A 55 year old patient was seen in our urgent care for nose bleed for 4 hours. The patient denies any trauma to the face. The patient is on blood thinner and had similar episodes in the past but lasted only 30 minutes and the patient was able to control it except this time it is lasting for more than 3 hours. The patient also takes metoprolol and Atorvastatin along with the blood thinner from Iceland. Dr. Jain saw the patient and ordered the lab work and started taking care of the nose bleed which was coming from the upper part of the nose (posterior bleed).
The patient continued to bleed and did not respond to medicine for nose bleed. The patient nose was packed by Dr. Jain on both sides and was observed in the office for 2 hours. The patient did not have anymore bleeding from the nose and was sent home with the instruction to return next day to remove the nasal packing.
Nosebleeds are not serious and can be handled fairly easily. The nose bleed can be anterior (front of the nose) two types, depending on whether the bleeding is coming from the anterior (front of the nose) or posterior (back of the nose).
- Anterior nosebleeds make up more than 90% of all nosebleeds. The bleeding usually comes from a blood vessel at the very front part of the nose. Anterior nosebleeds are usually easy to control either by chemical cautery or pressure.
- Posterior nosebleeds are much less common than anterior nosebleeds. They tend to occur more often in elderly people. The bleeding usually comes from an artery in the back part of the nose. These nosebleeds are more complicated and usually require admission to the hospital and management by an otolaryngologist (an ear, nose, and throat specialist).

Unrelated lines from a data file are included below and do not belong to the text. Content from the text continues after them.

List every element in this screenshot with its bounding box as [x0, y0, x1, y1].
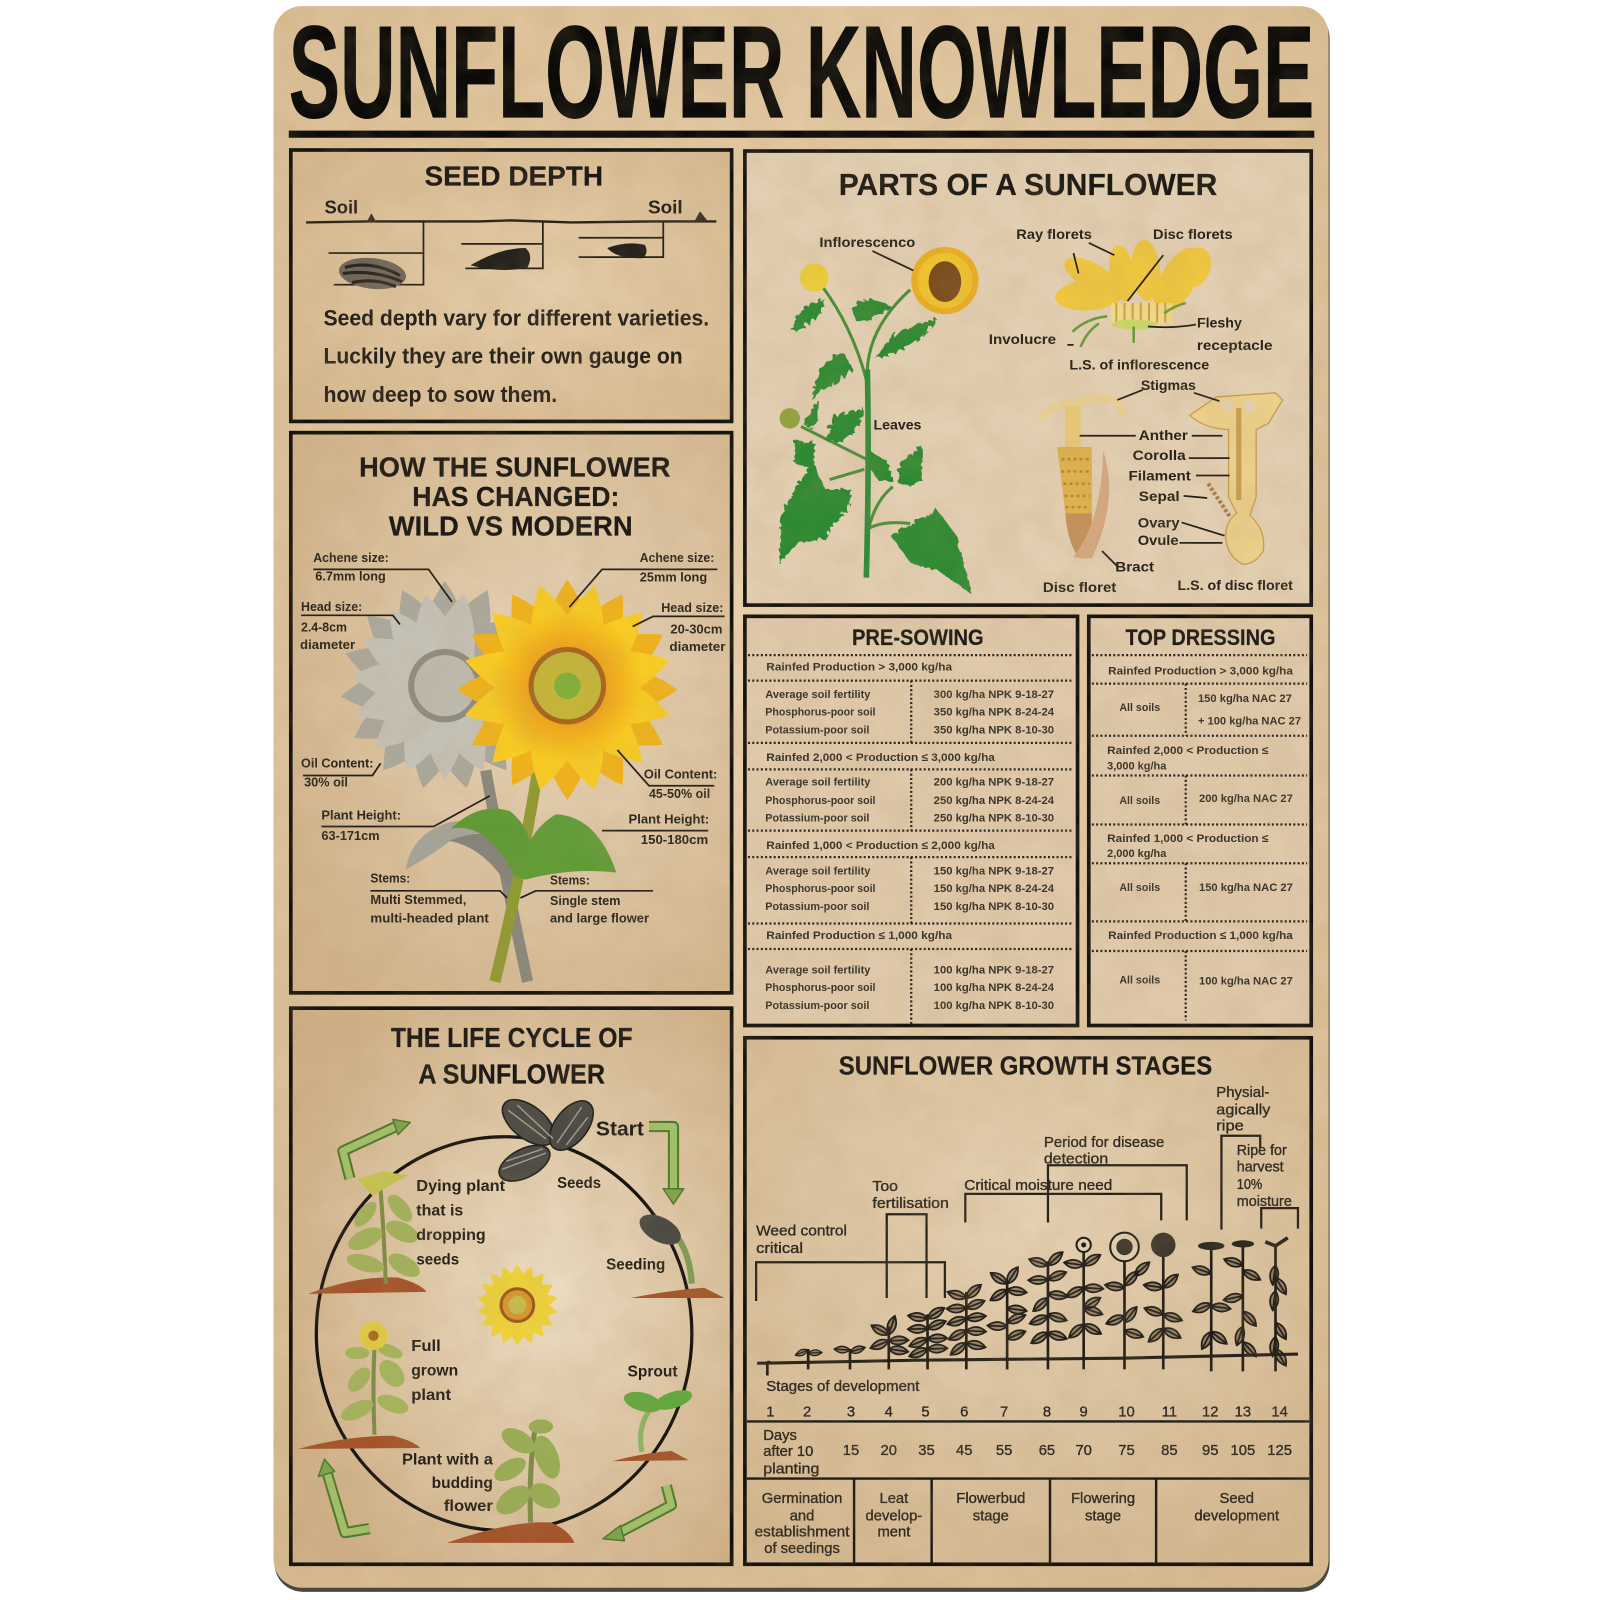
heading: wild vs modern: HAS CHANGED:: [412, 481, 619, 512]
growth phase cells: Flowerbud: [956, 1491, 1025, 1507]
period labels: moisture: [1237, 1194, 1292, 1210]
pre-sowing rows: 250 kg/ha NPK 8-24-24: [934, 795, 1055, 807]
pre-sowing rows: 100 kg/ha NPK 8-10-30: [934, 1000, 1054, 1012]
life cycle labels: Plant with a: [402, 1451, 493, 1468]
plant stage 12: [1191, 1242, 1232, 1371]
days after planting row: 125: [1267, 1443, 1292, 1459]
left annotations: wild: Head size:: [301, 599, 362, 614]
parts labels: Inflorescenco: [819, 235, 916, 251]
left annotations: wild: [300, 550, 507, 925]
left annotations: wild: 63-171cm: [321, 828, 380, 843]
pre-sowing rows: 150 kg/ha NPK 9-18-27: [934, 865, 1054, 877]
pre-sowing rows: Phosphorus-poor soil: [765, 706, 876, 718]
stages of development row: 14: [1271, 1404, 1288, 1420]
left annotations: wild: Multi Stemmed,: [370, 892, 466, 907]
parts labels: Ray florets: [1016, 227, 1092, 243]
stages of development row: 9: [1080, 1404, 1088, 1420]
pre-sowing rows: 300 kg/ha NPK 9-18-27: [934, 689, 1054, 701]
stages of development row: 7: [1000, 1404, 1008, 1420]
stages of development row: 3: [847, 1404, 855, 1420]
seed depth text: Seed depth vary for different varieties.: [323, 306, 709, 331]
right annotations: modern: Single stem: [550, 893, 620, 908]
pre-sowing rows: Phosphorus-poor soil: [765, 982, 876, 994]
days after planting row: planting: [763, 1461, 819, 1477]
heading: life cycle: THE LIFE CYCLE OF: [391, 1022, 633, 1053]
ground line: [757, 1354, 1298, 1363]
period brackets: [756, 1136, 1298, 1301]
right annotations: modern: Head size:: [661, 600, 723, 615]
life cycle labels: seeds: [416, 1251, 459, 1268]
icon: whole sunflower plant: [777, 247, 979, 592]
stages of development row: 1: [766, 1404, 775, 1420]
top dressing rows: [1107, 665, 1301, 988]
life cycle ring: [316, 1137, 692, 1531]
days after planting row: 35: [918, 1443, 935, 1459]
parts labels: L.S. of disc floret: [1178, 578, 1293, 594]
days after planting row: 85: [1161, 1443, 1178, 1459]
pre-sowing rows: 150 kg/ha NPK 8-24-24: [934, 883, 1055, 895]
pre-sowing rows: 350 kg/ha NPK 8-10-30: [934, 725, 1054, 737]
top dressing rows: Rainfed Production > 3,000 kg/ha: [1108, 665, 1294, 677]
top dressing rows: 200 kg/ha NAC 27: [1199, 793, 1293, 805]
period labels: agically: [1216, 1102, 1271, 1118]
top dressing rows: 3,000 kg/ha: [1107, 760, 1167, 772]
icon: center sunflower: [475, 1263, 559, 1347]
panel: life cycle: [291, 1008, 732, 1564]
heading: wild vs modern: WILD VS MODERN: [389, 511, 633, 542]
parts labels: Fleshy: [1197, 316, 1242, 332]
panel: growth stages: [745, 1038, 1311, 1564]
stages of development row: 12: [1202, 1404, 1218, 1420]
plant stage 11: [1143, 1233, 1183, 1369]
top dressing rows: 2,000 kg/ha: [1107, 848, 1167, 860]
period labels: Period for disease: [1044, 1135, 1164, 1151]
parts labels: Filament: [1129, 469, 1191, 485]
right annotations: modern: [520, 550, 726, 925]
stages of development row: 4: [885, 1404, 893, 1420]
life cycle labels: flower: [444, 1498, 493, 1515]
pre-sowing rows: Average soil fertility: [765, 865, 871, 877]
left annotations: wild: multi-headed plant: [370, 910, 490, 925]
left annotations: wild: 2.4-8cm: [301, 620, 347, 635]
pre-sowing rows: 350 kg/ha NPK 8-24-24: [934, 706, 1055, 718]
parts labels: Ovule: [1138, 533, 1179, 549]
pre-sowing rows: 150 kg/ha NPK 8-10-30: [934, 901, 1054, 913]
life cycle labels: plant: [411, 1387, 452, 1404]
left annotations: wild: diameter: [300, 637, 355, 652]
growth phase cells: development: [1194, 1508, 1279, 1524]
plant stage 3: [834, 1344, 866, 1369]
life cycle labels: budding: [432, 1475, 493, 1492]
period labels: detection: [1044, 1151, 1108, 1167]
heading: growth stages: SUNFLOWER GROWTH STAGES: [839, 1052, 1212, 1080]
life cycle labels: grown: [411, 1363, 458, 1380]
parts labels: Anther: [1139, 428, 1188, 444]
right annotations: modern: 20-30cm: [670, 622, 722, 637]
heading: seed depth: SEED DEPTH: [424, 161, 603, 192]
parts labels: receptacle: [1197, 338, 1273, 354]
seed depth diagram: Soil: [648, 196, 683, 217]
life cycle labels: Seeds: [557, 1175, 601, 1192]
days after planting row: Days: [763, 1428, 797, 1444]
heading: parts: PARTS OF A SUNFLOWER: [839, 168, 1217, 202]
period labels: 10%: [1237, 1177, 1262, 1193]
life cycle labels: Seeding: [606, 1256, 665, 1273]
top dressing rows: 100 kg/ha NAC 27: [1199, 976, 1293, 988]
right annotations: modern: diameter: [669, 639, 726, 654]
right annotations: modern: Stems:: [550, 873, 590, 888]
plant stage 13: [1223, 1240, 1262, 1371]
stages of development row: 2: [803, 1404, 811, 1420]
pre-sowing rows: Potassium-poor soil: [765, 812, 869, 824]
plant stage 1: [767, 1362, 770, 1376]
days after planting row: 20: [881, 1443, 897, 1459]
life cycle labels: Sprout: [628, 1364, 678, 1381]
title rule: [289, 131, 1314, 138]
days after planting row: 55: [996, 1443, 1012, 1459]
stages of development row: 6: [960, 1404, 968, 1420]
icon: seedling: [635, 1208, 692, 1284]
pre-sowing rows: Phosphorus-poor soil: [765, 883, 876, 895]
left annotations: wild: Plant Height:: [321, 807, 401, 822]
growth phase cells: and: [790, 1508, 814, 1524]
days after planting row: 95: [1202, 1443, 1218, 1459]
left annotations: wild: 6.7mm long: [315, 569, 386, 584]
stages of development row: 5: [921, 1404, 930, 1420]
period labels: Critical moisture need: [964, 1178, 1112, 1194]
days after planting row: [763, 1428, 1292, 1477]
life cycle labels: Dying plant: [416, 1178, 506, 1195]
heading: wild vs modern: HOW THE SUNFLOWER: [359, 452, 671, 483]
period labels: ripe: [1216, 1119, 1244, 1135]
top dressing rows: + 100 kg/ha NAC 27: [1198, 715, 1301, 727]
life cycle arrows: [318, 1119, 684, 1541]
top dressing rows: 150 kg/ha NAC 27: [1199, 882, 1293, 894]
top dressing rows: Rainfed Production ≤ 1,000 kg/ha: [1108, 930, 1294, 942]
pre-sowing rows: 100 kg/ha NPK 9-18-27: [934, 964, 1054, 976]
life cycle labels: [402, 1119, 678, 1515]
pre-sowing rows: 100 kg/ha NPK 8-24-24: [934, 982, 1055, 994]
growth phase cells: of seedings: [764, 1541, 840, 1557]
parts labels: Sepal: [1139, 489, 1180, 505]
pre-sowing rows: Rainfed Production ≤ 1,000 kg/ha: [766, 930, 953, 942]
pre-sowing rows: Potassium-poor soil: [765, 1000, 869, 1012]
growth phase cells: Germination: [762, 1491, 842, 1507]
pre-sowing rows: Average soil fertility: [765, 777, 871, 789]
parts labels: L.S. of inflorescence: [1069, 357, 1209, 373]
panel: sign background: [273, 6, 1329, 1588]
days after planting row: 15: [843, 1443, 859, 1459]
pre-sowing rows: Phosphorus-poor soil: [765, 795, 876, 807]
plant stage 9: [1063, 1238, 1104, 1369]
right annotations: modern: 45-50% oil: [649, 786, 710, 801]
left annotations: wild: Stems:: [370, 871, 410, 886]
panel: parts of a sunflower: [745, 151, 1311, 605]
plant stage 4: [869, 1315, 909, 1369]
period labels: Ripe for: [1237, 1143, 1287, 1159]
top dressing rows: 150 kg/ha NAC 27: [1198, 693, 1292, 705]
parts labels: Ovary: [1138, 516, 1180, 532]
growth phase cells: establishment: [755, 1525, 849, 1541]
left annotations: wild: Achene size:: [313, 550, 389, 565]
plant stage 10: [1104, 1233, 1153, 1369]
heading: wild vs modern: [359, 452, 671, 542]
top dressing rows: All soils: [1119, 795, 1160, 807]
pre-sowing rows: Potassium-poor soil: [765, 725, 869, 737]
left annotations: wild: Oil Content:: [301, 755, 373, 770]
growth phase cells: stage: [1085, 1508, 1121, 1524]
growth phase cells: Leat: [879, 1491, 908, 1507]
period labels: Too: [872, 1179, 898, 1195]
parts labels: Involucre: [989, 332, 1056, 348]
growth phase cells: Seed: [1219, 1491, 1254, 1507]
period labels: Weed control: [756, 1224, 847, 1240]
days after planting row: 65: [1039, 1443, 1055, 1459]
plant stage 5: [907, 1306, 948, 1369]
top dressing rows: All soils: [1119, 882, 1160, 894]
pre-sowing rows: Average soil fertility: [765, 964, 871, 976]
stages of development row: Stages of development: [766, 1379, 919, 1395]
icon: longitudinal section of inflorescence: [1054, 239, 1216, 347]
panel: seed depth: [291, 150, 732, 421]
period labels: Physial-: [1216, 1085, 1269, 1101]
icon: wild and modern sunflower illustration: [337, 579, 678, 982]
days after planting row: 75: [1118, 1443, 1135, 1459]
panel: how the sunflower has changed: [291, 433, 732, 993]
right annotations: modern: Plant Height:: [629, 811, 709, 826]
top dressing rows: Rainfed 2,000 < Production ≤: [1107, 745, 1268, 757]
pre-sowing rows: Rainfed Production > 3,000 kg/ha: [766, 661, 953, 673]
life cycle labels: Full: [411, 1338, 441, 1355]
pre-sowing rows: [765, 661, 1055, 1012]
parts labels: Stigmas: [1141, 378, 1196, 394]
pre-sowing rows: Average soil fertility: [765, 689, 871, 701]
icon: seeds: [493, 1091, 602, 1189]
stages of development row: 11: [1162, 1404, 1177, 1420]
heading: top dressing: TOP DRESSING: [1126, 625, 1276, 650]
heading: pre-sowing: PRE-SOWING: [852, 625, 984, 650]
panel: top dressing table: [1089, 616, 1311, 1026]
icon: sprout: [622, 1386, 694, 1452]
parts labels: Bract: [1115, 559, 1154, 575]
growth table rules: [747, 1421, 1309, 1564]
stages of development row: 8: [1043, 1404, 1051, 1420]
top dressing rows: All soils: [1119, 975, 1160, 987]
pre-sowing table rules: [748, 655, 1073, 1024]
parts labels: Leaves: [873, 418, 921, 434]
right annotations: modern: Achene size:: [640, 550, 714, 565]
right annotations: modern: Oil Content:: [644, 767, 717, 782]
seed depth text: [323, 306, 709, 407]
plant stage 6: [946, 1283, 987, 1369]
period labels: harvest: [1237, 1159, 1284, 1175]
icon: dying plant: [344, 1171, 424, 1284]
growth phase cells: [755, 1491, 1279, 1557]
pre-sowing rows: Rainfed 1,000 < Production ≤ 2,000 kg/ha: [766, 840, 996, 852]
plant stage 8: [1028, 1250, 1068, 1369]
pre-sowing rows: 250 kg/ha NPK 8-10-30: [934, 812, 1054, 824]
period labels: [756, 1085, 1292, 1257]
top dressing table rules: [1092, 655, 1307, 1020]
heading: life cycle: A SUNFLOWER: [418, 1059, 605, 1090]
period labels: critical: [756, 1241, 803, 1257]
top dressing rows: Rainfed 1,000 < Production ≤: [1107, 833, 1268, 845]
heading: life cycle: [391, 1022, 633, 1090]
life cycle labels: dropping: [416, 1227, 486, 1244]
seed depth text: how deep to sow them.: [323, 382, 557, 407]
growth phase cells: Flowering: [1071, 1491, 1135, 1507]
icon: soil mounds: [298, 1277, 724, 1543]
right annotations: modern: 150-180cm: [641, 832, 708, 847]
seed depth diagram: [306, 196, 716, 292]
growth phase cells: develop-: [866, 1508, 922, 1524]
parts labels: Disc florets: [1153, 227, 1233, 243]
days after planting row: after 10: [763, 1444, 813, 1460]
icon: disc floret: [1039, 390, 1143, 566]
parts labels: Corolla: [1133, 448, 1187, 464]
stages of development row: 13: [1235, 1404, 1251, 1420]
icon: section of disc floret: [1180, 393, 1283, 564]
paper texture: [273, 6, 1329, 1588]
period labels: fertilisation: [872, 1196, 949, 1212]
growth stage plants: [767, 1233, 1288, 1376]
growth phase cells: stage: [973, 1508, 1009, 1524]
seed depth diagram: Soil: [324, 196, 358, 217]
right annotations: modern: 25mm long: [640, 570, 707, 585]
plant stage 7: [987, 1265, 1028, 1369]
growth phase cells: ment: [877, 1525, 910, 1541]
life cycle labels: Start: [596, 1119, 644, 1141]
plant stage 14: [1265, 1238, 1288, 1371]
pre-sowing rows: Potassium-poor soil: [765, 901, 869, 913]
pre-sowing rows: 200 kg/ha NPK 9-18-27: [934, 777, 1054, 789]
icon: full grown plant: [338, 1321, 411, 1435]
seed depth text: Luckily they are their own gauge on: [323, 343, 683, 368]
parts labels: Disc floret: [1043, 580, 1117, 596]
right annotations: modern: and large flower: [550, 910, 649, 925]
days after planting row: 105: [1231, 1443, 1255, 1459]
left annotations: wild: 30% oil: [304, 775, 348, 790]
life cycle labels: that is: [416, 1202, 463, 1219]
days after planting row: 45: [956, 1443, 973, 1459]
panel: pre-sowing table: [745, 616, 1078, 1026]
stages of development row: [766, 1379, 1288, 1420]
parts labels: [819, 227, 1293, 596]
days after planting row: 70: [1075, 1443, 1092, 1459]
stages of development row: 10: [1118, 1404, 1135, 1420]
plant stage 2: [795, 1348, 822, 1369]
top dressing rows: All soils: [1119, 702, 1160, 714]
sign shadow: [274, 9, 1330, 1592]
icon: budding plant: [491, 1419, 565, 1522]
pre-sowing rows: Rainfed 2,000 < Production ≤ 3,000 kg/ha: [766, 752, 996, 764]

Nosebleeds are common during winter months and in dry, cold climates. They can occur at any age but are most common in children aged 2 to 10 years and adults aged 50 to 80 years.
Causes of nose bleed
1. trauma to the nose triggers a nosebleed. Trauma to the outside of the nose, such as a blow to the face, or trauma inside the nose, such as nose picking or repeated irritation from a cold, can cause a nosebleed.
Less commonly, an underlying disease process, such as an
2. Inability of the blood to clot, may contribute to the bleeding. Inability of the blood to clot is most often due to blood-thinning drugs such as warfarin (Coumadin) or aspirin.
3. Liver disease can also interfere with blood clotting.
4. Abnormal blood vessels or cancers in the nose are rare causes of nosebleeds.
5. High blood pressure may contribute to bleeding.